People I know who have gone from Android to the iPhone have really hated it and it's because the experience is so curated. There's no swype, there's no JuiceDefender (this thing seriously doubles my battery life - it's ridiculous), no Dolphin Browser HD, no widgets, no lock screen customizations, and the list goes on. Meanwhile, Android has pretty much everything on the iPhone, and then some - the upcoming version even has more attractive multi-tasking, face recognition unlock, NFC support, and a few other fun things that you previously needed apps for (like panoramic pictures and lock screen customization). I should adjust my statement earlier: Android has overtaken the iPhone in technology. I think the iPhone rightfully should have more market share because it's such a simpler experience. You don't have a fragmented platform where certain things only work on certain phones - there's a few iPhones and it's pretty clear which features are new and not available for older models. It's kind of interesting that we're now pretty much in a two party system when it comes to phones and I think both platforms are great competition for one another - 5 years ago I would've said that cell phones really haven't been going anywhere but now I can say that I think we're really going to continue to see a lot of innovation.
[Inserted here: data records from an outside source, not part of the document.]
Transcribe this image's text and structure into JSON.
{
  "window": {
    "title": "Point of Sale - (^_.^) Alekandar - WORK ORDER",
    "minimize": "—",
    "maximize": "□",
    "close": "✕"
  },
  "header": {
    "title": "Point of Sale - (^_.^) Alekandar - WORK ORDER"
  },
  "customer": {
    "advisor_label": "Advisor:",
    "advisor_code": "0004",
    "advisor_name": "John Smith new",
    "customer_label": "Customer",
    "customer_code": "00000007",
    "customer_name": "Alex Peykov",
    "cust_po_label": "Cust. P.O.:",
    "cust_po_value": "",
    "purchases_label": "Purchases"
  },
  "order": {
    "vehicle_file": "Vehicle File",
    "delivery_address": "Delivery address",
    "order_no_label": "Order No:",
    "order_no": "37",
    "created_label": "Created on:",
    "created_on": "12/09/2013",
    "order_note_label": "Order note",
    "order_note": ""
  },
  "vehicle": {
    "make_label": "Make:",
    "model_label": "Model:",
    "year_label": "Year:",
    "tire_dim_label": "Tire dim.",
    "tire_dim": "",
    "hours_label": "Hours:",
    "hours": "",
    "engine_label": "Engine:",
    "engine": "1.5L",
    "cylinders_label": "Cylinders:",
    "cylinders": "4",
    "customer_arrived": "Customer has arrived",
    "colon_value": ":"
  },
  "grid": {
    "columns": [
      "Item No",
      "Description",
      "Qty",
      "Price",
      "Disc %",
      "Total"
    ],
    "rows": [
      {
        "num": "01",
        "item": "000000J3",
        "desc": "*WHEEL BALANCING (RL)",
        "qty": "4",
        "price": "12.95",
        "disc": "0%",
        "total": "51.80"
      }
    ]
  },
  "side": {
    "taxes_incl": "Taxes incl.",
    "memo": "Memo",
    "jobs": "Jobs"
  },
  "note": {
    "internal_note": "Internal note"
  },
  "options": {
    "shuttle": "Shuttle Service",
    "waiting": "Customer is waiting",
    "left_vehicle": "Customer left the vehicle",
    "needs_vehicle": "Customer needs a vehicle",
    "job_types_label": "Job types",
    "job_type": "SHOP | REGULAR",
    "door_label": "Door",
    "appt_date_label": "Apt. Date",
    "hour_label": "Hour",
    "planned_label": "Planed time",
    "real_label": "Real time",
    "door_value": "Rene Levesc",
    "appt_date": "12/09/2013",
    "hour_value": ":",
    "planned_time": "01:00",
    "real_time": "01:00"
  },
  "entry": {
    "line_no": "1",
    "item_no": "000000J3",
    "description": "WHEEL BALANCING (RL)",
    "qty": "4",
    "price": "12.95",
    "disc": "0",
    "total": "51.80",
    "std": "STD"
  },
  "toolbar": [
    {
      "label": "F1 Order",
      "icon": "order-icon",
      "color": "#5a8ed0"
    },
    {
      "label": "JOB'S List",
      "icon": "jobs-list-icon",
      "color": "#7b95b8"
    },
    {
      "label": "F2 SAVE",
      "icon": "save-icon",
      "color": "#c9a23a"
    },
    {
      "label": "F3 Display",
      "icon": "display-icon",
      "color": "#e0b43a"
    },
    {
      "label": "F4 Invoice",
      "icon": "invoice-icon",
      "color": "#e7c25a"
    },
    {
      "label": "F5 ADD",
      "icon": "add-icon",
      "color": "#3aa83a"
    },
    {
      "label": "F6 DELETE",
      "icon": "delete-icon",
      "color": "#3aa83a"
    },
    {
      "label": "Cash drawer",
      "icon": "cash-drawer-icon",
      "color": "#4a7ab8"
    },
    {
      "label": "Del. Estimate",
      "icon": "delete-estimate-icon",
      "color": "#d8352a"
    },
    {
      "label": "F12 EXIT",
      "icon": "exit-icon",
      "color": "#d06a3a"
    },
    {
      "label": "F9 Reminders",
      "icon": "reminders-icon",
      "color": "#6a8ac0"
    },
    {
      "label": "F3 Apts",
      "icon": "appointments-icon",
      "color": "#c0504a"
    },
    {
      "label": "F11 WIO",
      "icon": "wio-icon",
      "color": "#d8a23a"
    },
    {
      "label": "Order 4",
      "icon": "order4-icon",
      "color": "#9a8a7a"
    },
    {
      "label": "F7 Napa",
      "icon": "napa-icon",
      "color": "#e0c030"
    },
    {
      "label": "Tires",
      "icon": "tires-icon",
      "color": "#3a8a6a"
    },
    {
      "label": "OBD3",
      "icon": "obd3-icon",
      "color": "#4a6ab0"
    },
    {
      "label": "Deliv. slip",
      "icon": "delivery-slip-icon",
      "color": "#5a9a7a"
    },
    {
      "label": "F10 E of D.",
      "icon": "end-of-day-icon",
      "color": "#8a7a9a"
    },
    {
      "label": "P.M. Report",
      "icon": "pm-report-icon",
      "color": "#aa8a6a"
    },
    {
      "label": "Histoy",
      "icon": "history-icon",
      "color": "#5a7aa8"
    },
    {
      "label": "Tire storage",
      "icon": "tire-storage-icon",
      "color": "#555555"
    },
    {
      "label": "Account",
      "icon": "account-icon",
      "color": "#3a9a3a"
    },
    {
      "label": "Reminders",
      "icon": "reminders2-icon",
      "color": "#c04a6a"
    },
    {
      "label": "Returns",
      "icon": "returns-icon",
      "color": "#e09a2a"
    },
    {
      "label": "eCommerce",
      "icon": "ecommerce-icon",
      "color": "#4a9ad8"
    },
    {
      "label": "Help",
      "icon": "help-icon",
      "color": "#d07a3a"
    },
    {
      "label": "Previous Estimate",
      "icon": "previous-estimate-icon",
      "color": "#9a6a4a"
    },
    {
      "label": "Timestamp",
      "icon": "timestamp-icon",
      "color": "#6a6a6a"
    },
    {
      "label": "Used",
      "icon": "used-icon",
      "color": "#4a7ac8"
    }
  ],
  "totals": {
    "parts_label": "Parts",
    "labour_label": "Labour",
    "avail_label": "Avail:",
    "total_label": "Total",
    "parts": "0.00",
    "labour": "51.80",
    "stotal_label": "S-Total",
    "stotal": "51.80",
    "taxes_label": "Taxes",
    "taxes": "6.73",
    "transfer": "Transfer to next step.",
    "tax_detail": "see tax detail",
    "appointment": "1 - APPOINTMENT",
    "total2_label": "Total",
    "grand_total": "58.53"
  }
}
Personally, I'm glad to be on the Android bandwagon. I've been able to use it for podcasts and music effectively (unlike the Pre), the browser is surprisingly usable, the games are surprisingly engaging, and there's so many fun productivity apps (like depositing checks and HeyTell and many more). I hope to see Samsung (who I think has really been doing the best job of producing high quality phones across all carriers) and Google continue to deliver high quality products continue to raise the bar set by Apple.